Издали Тренкавель представлялся спокойным и невозмутимым. Каштановые волосы свободно рассыпались по плечам, а руки непринужденно заложены за спину. Но лицо его было беспокойно, а глаза то и дело обращались к двери.
Пеллетье весь вспотел. Одежда жала и натирала под мышками, ворот давил шею. Он чувствовал себя старым и непригодным для того, что его ожидало.
Пеллетье надеялся, что от свежего воздуха в голове прояснится. Не помогло. Он все еще сердился на себя: нельзя было терять самообладания настолько, чтобы позволить прорваться враждебности к зятю и отвлечься от важного дела. И непозволительная роскошь – продолжать думать об этом. С дю Масом, если потребуется, можно разобраться позже. Сейчас его место – рядом с виконтом.
И Симеон не шел из головы. Пеллетье все еще ощущал страх, стиснувший сердце, когда он переворачивал тело. И облегчение при виде незнакомого лица, уставившегося на него мертвыми глазами.
Очень жарко было в Большом зале. Более сотни сановников и служителей церкви набились в душное помещение, пахнущее потом, вином и тревогой. Люди беспокойно перешептывались, слышались обрывки коротких фраз. Слуга склонился перед Пеллетье, появившимся в дверях Большого зала, и бросился налить ему вина. Прямо напротив дверей вдоль стены выстроился ряд кресел с высокими спинками – темное полированное дерево напоминало отделку хоров в соборе Сен-Назер. В креслах сидела знать Юга: сеньеры Мирпуа и Фанжо, Курсана и Термене, Альби и Мазамета. Все они были приглашены в Каркассону на празднование Дня святого Назария в конце июля, а оказались призванными на совет. Пеллетье видел, как напряжены их лица.
Он пробирался между группами людей: советников Каркассоны и видных горожан из торговых предместий Сен-Висенс и Сен-Микель. Его опытный взгляд незаметно обшаривал собравшихся. Церковники – среди них несколько монахов – жались в тени у северной стены, скрывая лица под капюшонами, а благочестиво сложенные руки – под широкими черными рукавами.
Шевалье Каркассоны – среди них и Гильом дю Мас – стояли перед огромным камином, почти целиком скрывавшим другую стену. Впереди за высоким столиком сидел эскриван Жеан Конгост, писец виконта и супруг Орианы – старшей дочери Пеллетье.

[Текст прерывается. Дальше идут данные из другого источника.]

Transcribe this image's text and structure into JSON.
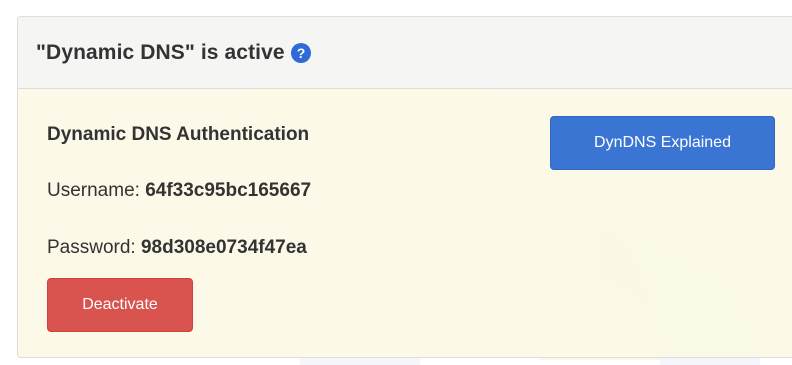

Пеллетье остановился перед возвышением и склонился в поклоне. На лице Тренкавеля мелькнуло облегчение.
– Прости меня, мессире.
– Ничего, Бертран, – отозвался виконт, указывая кастеляну место рядом с собой. – Главное, ты здесь.
Они коротко переговорили между собой, сблизив головы так, чтобы никто не мог слышать их, после чего Пеллетье, повинуясь просьбе виконта, выступил вперед.

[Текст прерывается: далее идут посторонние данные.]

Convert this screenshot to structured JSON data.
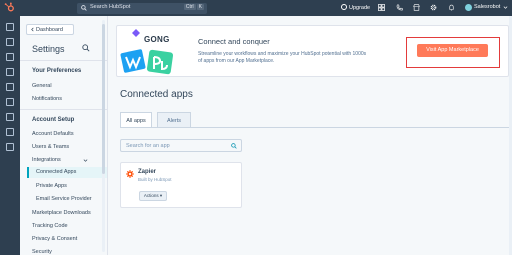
{
  "topbar": {
    "search_label": "Search HubSpot",
    "shortcut_key": "Ctrl",
    "shortcut_letter": "K",
    "upgrade_label": "Upgrade",
    "account_name": "Salesrobot"
  },
  "sidebar": {
    "back_label": "Dashboard",
    "title": "Settings",
    "preferences_heading": "Your Preferences",
    "preferences_items": [
      "General",
      "Notifications"
    ],
    "account_setup_heading": "Account Setup",
    "account_items": [
      "Account Defaults",
      "Users & Teams",
      "Integrations"
    ],
    "integration_items": [
      "Connected Apps",
      "Private Apps",
      "Email Service Provider"
    ],
    "more_items": [
      "Marketplace Downloads",
      "Tracking Code",
      "Privacy & Consent",
      "Security"
    ]
  },
  "banner": {
    "logo_text": "GONG",
    "title": "Connect and conquer",
    "description": "Streamline your workflows and maximize your HubSpot potential with 1000s of apps from our App Marketplace.",
    "cta_label": "Visit App Marketplace"
  },
  "main": {
    "heading": "Connected apps",
    "tabs": [
      "All apps",
      "Alerts"
    ],
    "search_placeholder": "Search for an app"
  },
  "apps": [
    {
      "name": "Zapier",
      "by": "Built by HubSpot",
      "actions_label": "Actions"
    }
  ],
  "colors": {
    "accent": "#ff7a59",
    "nav": "#2e3f50",
    "teal": "#00a4bd",
    "highlight": "#e33b3b"
  }
}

– Господа мои, – прогрохотал он, – господа мои, прошу тишины. Будет говорить ваш сеньер, Раймон Роже Тренкавель, виконт Каркассоны.
Тренкавель выступил из тени, приветственно раскинув руки. В зале стояла тишина – все замерли в молчании.
– Benvenguda, господа мои, владетели и верные друзья, – заговорил он. – Добро пожаловать. – Голос виконта, несмотря на его молодость, был тверд и звучен, как колокол. – Benvenguda a Carcassona! Благодарю за ваше терпение и за ваш приход. Спасибо вам всем.
Пеллетье обвел глазами море голов, пытаясь уловить настроение толпы. Он различал в лицах любопытство, волнение, самолюбивые опасения, страх – все это было объяснимо. Пока неизвестно, зачем их созвали и в первую очередь чего хочет от них Тренкавель, никто не знает, как держаться.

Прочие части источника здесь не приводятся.